Data Dissemination: Shortening the Long Tail of Traumatic Brain Injury Dark Data.
Hawkins BE, Huie JR, Almeida C, Chen J, Ferguson AR
Translation of traumatic brain injury (TBI) research findings from bench to bedside involves aligning multi-species data across diverse data types including imaging and molecular biomarkers, histopathology, behavior, and functional outcomes. In this review we argue that TBI translation should be acknowledged for what it is: a problem of big data that can be addressed using modern data science approaches. We review the history of the term big data, tracing its origins in Internet technology as data that are "big" according to the "4Vs" of volume, velocity, variety, veracity and discuss how the term has transitioned into the mainstream of biomedical research. We argue that the problem of TBI translation fundamentally centers around data variety and that solutions to this problem can be found in modern machine learning and other cutting-edge analytical approaches. Throughout our discussion we highlight the need to pull data from diverse sources including unpublished data ("dark data") and "long-tail data" (small, specialty TBI datasets undergirding the published literature).
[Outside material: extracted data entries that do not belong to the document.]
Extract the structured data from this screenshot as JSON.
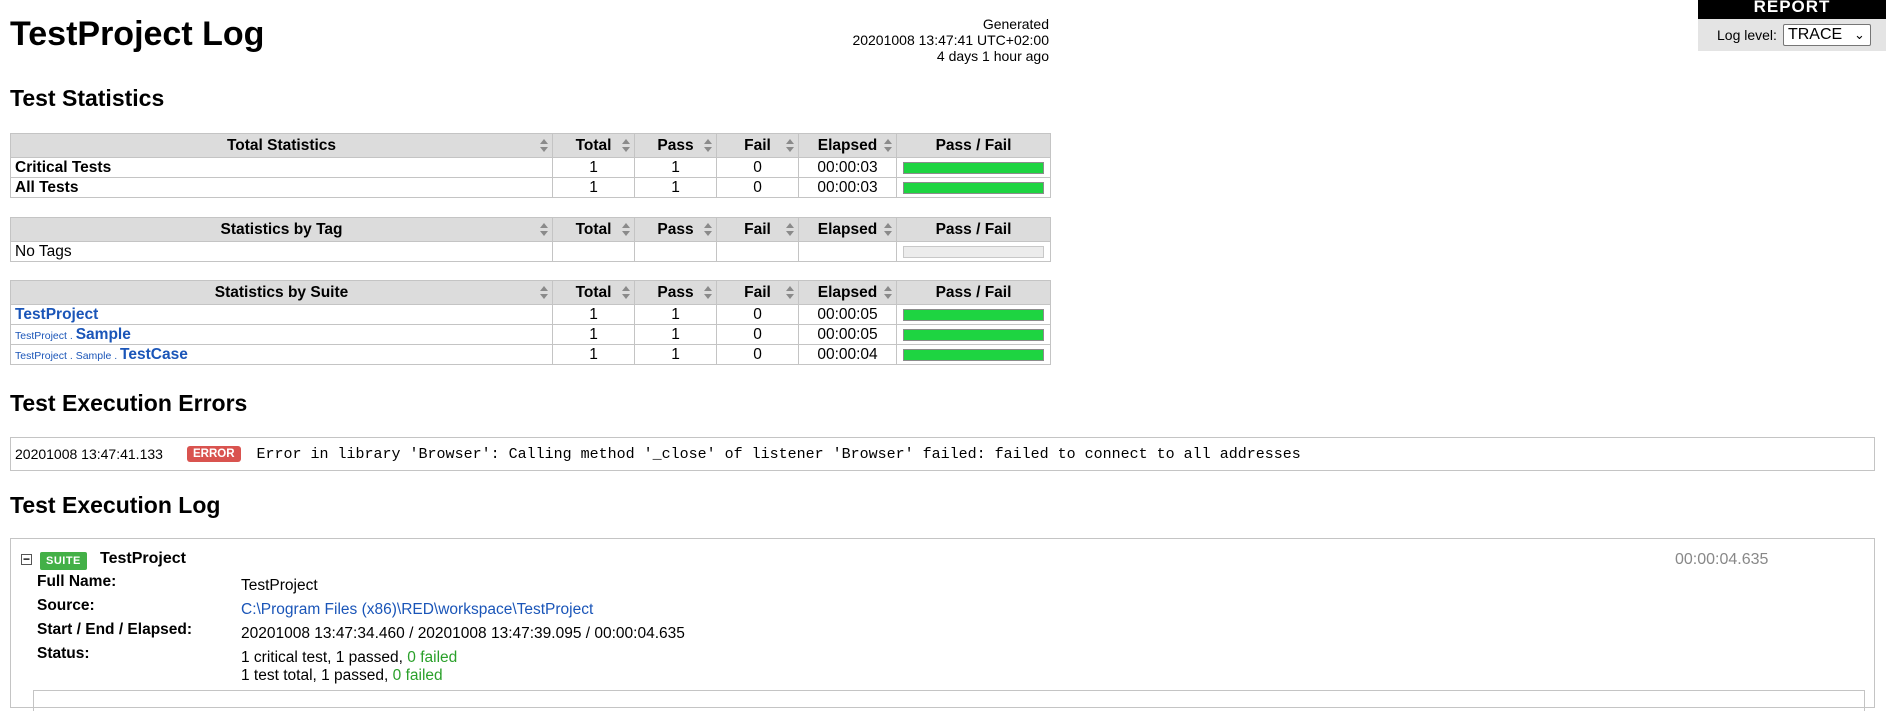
{
  "header": {
    "title": "TestProject Log",
    "generated_label": "Generated",
    "generated_time": "20201008 13:47:41 UTC+02:00",
    "generated_ago": "4 days 1 hour ago"
  },
  "report_link": "REPORT",
  "log_level": {
    "label": "Log level:",
    "value": "TRACE"
  },
  "test_statistics": {
    "heading": "Test Statistics",
    "columns": [
      "Total",
      "Pass",
      "Fail",
      "Elapsed",
      "Pass / Fail"
    ],
    "total": {
      "header": "Total Statistics",
      "rows": [
        {
          "name": "Critical Tests",
          "total": "1",
          "pass": "1",
          "fail": "0",
          "elapsed": "00:00:03",
          "pass_ratio": 1.0
        },
        {
          "name": "All Tests",
          "total": "1",
          "pass": "1",
          "fail": "0",
          "elapsed": "00:00:03",
          "pass_ratio": 1.0
        }
      ]
    },
    "by_tag": {
      "header": "Statistics by Tag",
      "rows": [
        {
          "name": "No Tags",
          "total": "",
          "pass": "",
          "fail": "",
          "elapsed": "",
          "pass_ratio": null
        }
      ]
    },
    "by_suite": {
      "header": "Statistics by Suite",
      "rows": [
        {
          "prefix": "",
          "name": "TestProject",
          "total": "1",
          "pass": "1",
          "fail": "0",
          "elapsed": "00:00:05",
          "pass_ratio": 1.0
        },
        {
          "prefix": "TestProject . ",
          "name": "Sample",
          "total": "1",
          "pass": "1",
          "fail": "0",
          "elapsed": "00:00:05",
          "pass_ratio": 1.0
        },
        {
          "prefix": "TestProject . Sample . ",
          "name": "TestCase",
          "total": "1",
          "pass": "1",
          "fail": "0",
          "elapsed": "00:00:04",
          "pass_ratio": 1.0
        }
      ]
    }
  },
  "errors": {
    "heading": "Test Execution Errors",
    "items": [
      {
        "time": "20201008 13:47:41.133",
        "level": "ERROR",
        "message": "Error in library 'Browser': Calling method '_close' of listener 'Browser' failed: failed to connect to all addresses"
      }
    ]
  },
  "execution_log": {
    "heading": "Test Execution Log",
    "toggle": "−",
    "badge": "SUITE",
    "name": "TestProject",
    "elapsed": "00:00:04.635",
    "full_name_label": "Full Name:",
    "full_name": "TestProject",
    "source_label": "Source:",
    "source": "C:\\Program Files (x86)\\RED\\workspace\\TestProject",
    "times_label": "Start / End / Elapsed:",
    "times": "20201008 13:47:34.460 / 20201008 13:47:39.095 / 00:00:04.635",
    "status_label": "Status:",
    "status_critical": "1 critical test, 1 passed, ",
    "status_critical_failed": "0 failed",
    "status_total": "1 test total, 1 passed, ",
    "status_total_failed": "0 failed"
  },
  "colors": {
    "pass": "#1ed441",
    "error": "#d9534f",
    "suite_badge": "#43b047",
    "link": "#1a55b8"
  }
}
We review a few early examples of published articles in both the pre-clinical and clinical TBI research literature to demonstrate how data reuse can drive new discoveries leading into translational therapies. Making TBI data resources more Findable, Accessible, Interoperable, and Reusable (FAIR) through better data stewardship has great potential to accelerate discovery and translation for the silent epidemic of TBI.